Od tego śmiechu aż rozbolał mnie brzuch. 

— ZAMKNIJ SIĘ GŁUPI CHŁOPIE/GŁUPIA BABO! MASZ OMAMY OD TEJ GORĄCZKI! 

I tak zeszło nam do wieczora - Inosuke na mnie krzyczał, a ja się z niego śmiałem/śmiałam.

三三ᕕ( ᐛ )ᕗ

Siedziałem/siedziałam na korze obalonego drzewa, obok którego śpali inni. Znowu była moja kolej na wartowanie.

Spojrzałem/spojrzałem na innych i zobaczyłem/zobaczyłam, że Inosuke tylko nie spał. Znowu plecie te swoje wianki.

— To Twoje nowe hobby czy co? 


Chłopak spiorunował mnie wzrokiem.

— ZAMKNIJ SIĘ GŁUPI CHŁOPIE/GŁUPIA BABO!! ZNOWU MASZ ZWIDY!! GOMANARIJRO!! POWIEDZ MU/JEJ COŚ!! – I w taki właśnie sposób Inosuke obudził wszystkich.

Tanrijo właśnie zabijał Hashibira'ę wzrokiem. 

— Nie musiałeś tak się drzeć. – wysyczał przez zęby i wrócił do spania.

Inosuke tylko prychnął coś pod nosem - pewnie jakąś obelgę dla czerwonowłosego - i wstał z miejsca, w którym wcześniej spał. 

— A ty gdzie? zapytałem/zapytałam się odchodzącego w gąszcz mężczyznę z maską dzikiej świni. 

— Najdalej od ciebie! rzucił szybko na odchodne.

 — O nie nie. Ty się nigdzie nie wybierasz. – powiedziałem/powiedziałam stanowczo i chwyciłem/chwyciłam jego ramię. Popchnąłem/popchnęłam go na trawę, lna moje nieszczęście chłopak złapał mnie za ręce i pociągnął za sobą.

Wylądowałem/wylądowałam wprost na jego klacie i w tym momencie zostałem/zostałam pomidorem. Spojrzałem/spojrzałam na niego. Zero reakcji.

— Puść mn- już miałem/miałam dokończyć, ale usłyszeliśmy jak ktoś się podnosi. 

Po chwili rozbrzmiał głos Tanrijo.

— Możecie być ci- – chłopak spojrzał na nas z mieszanym wzrokiem. – To ja wam nie przeszkadzam. – odpowiedział szybko i wrócił do spania.

Za moment poczułem/poczułam jak Inosuke luzuje uścisk na moich nadgarstkach. Chyba zasnął. No w sumie jest ciepły i wygodny. Więc w taki właśnie sposób zasnąłem/zasnęłam na klacie Hashibir'y.

三三ᕕ( ᐛ )ᕗ

Poczułem/poczułam ciepłe promienie słońca na mojej buzi. Powoli otworzyłem/otworzyłam oczy przecierając je rękami.
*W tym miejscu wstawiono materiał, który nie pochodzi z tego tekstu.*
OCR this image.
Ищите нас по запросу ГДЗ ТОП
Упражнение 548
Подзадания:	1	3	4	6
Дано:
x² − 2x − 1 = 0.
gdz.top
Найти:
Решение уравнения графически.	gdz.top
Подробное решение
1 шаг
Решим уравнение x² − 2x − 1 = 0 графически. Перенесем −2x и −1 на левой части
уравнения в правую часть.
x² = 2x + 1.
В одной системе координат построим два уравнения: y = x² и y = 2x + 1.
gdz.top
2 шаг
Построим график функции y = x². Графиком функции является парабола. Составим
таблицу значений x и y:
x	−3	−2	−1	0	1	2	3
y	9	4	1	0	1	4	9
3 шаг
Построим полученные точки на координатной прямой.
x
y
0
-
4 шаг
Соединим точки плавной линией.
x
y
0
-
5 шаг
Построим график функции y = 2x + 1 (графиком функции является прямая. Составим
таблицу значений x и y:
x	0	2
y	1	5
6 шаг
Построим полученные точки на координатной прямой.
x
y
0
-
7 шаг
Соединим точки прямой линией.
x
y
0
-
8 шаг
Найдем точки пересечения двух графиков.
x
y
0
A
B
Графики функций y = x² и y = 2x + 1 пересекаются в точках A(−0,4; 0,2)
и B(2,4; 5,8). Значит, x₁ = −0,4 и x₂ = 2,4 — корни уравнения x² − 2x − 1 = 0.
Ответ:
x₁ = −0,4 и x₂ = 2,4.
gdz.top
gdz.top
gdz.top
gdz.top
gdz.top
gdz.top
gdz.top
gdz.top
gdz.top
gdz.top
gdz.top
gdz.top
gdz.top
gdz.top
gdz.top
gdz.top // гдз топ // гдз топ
Poczułem/poczułam, że leżę na kimś kto emanuje dużo ciepła. Spojrzałem/spojrzałam się przed siebie i zobaczyłam śpiącego Inosuke.

Szybko się podniosłem/podniosłam jakby nic się nie stało. No prawie, ponieważ na mojej twarzy można było zobaczyć soczystego rumieńca.

Szybko pobiegłem/pobiegłam do najbliższego strumyka i oblałem/oblałam sobie twarz wodą. 

— Teraz już chyba tego tak bardzo nie widać... – westchnąłem/westchnęłam cicho i wstałam z kamieni.

Wróciłem/wróciłam do obozu. Widok jaki tam zobaczyłem/zobaczyłam wprawił mnie w małe osłupienie. Zenitsu przekomarzający się z Inosuke. 

— Widziałem jak z nią spałeś. Nie kłam Inosuke~ 

O ku-. On miał po mnie czuwać - znaczy, że to wszystko widział. Ja się chyba zaraz spale ze wstydu.

Gdy podszedłem/podeszłam bliżej Zenitsu spojrzał się na mnie i na Inosuke z dwuznacznym wyrazem twarzy, po czym walnął prosto z mostu i zapytał czy jesteśmy razem.

— C-co n- – i nie dane mi było skończyć bo odezwał się Inosuke.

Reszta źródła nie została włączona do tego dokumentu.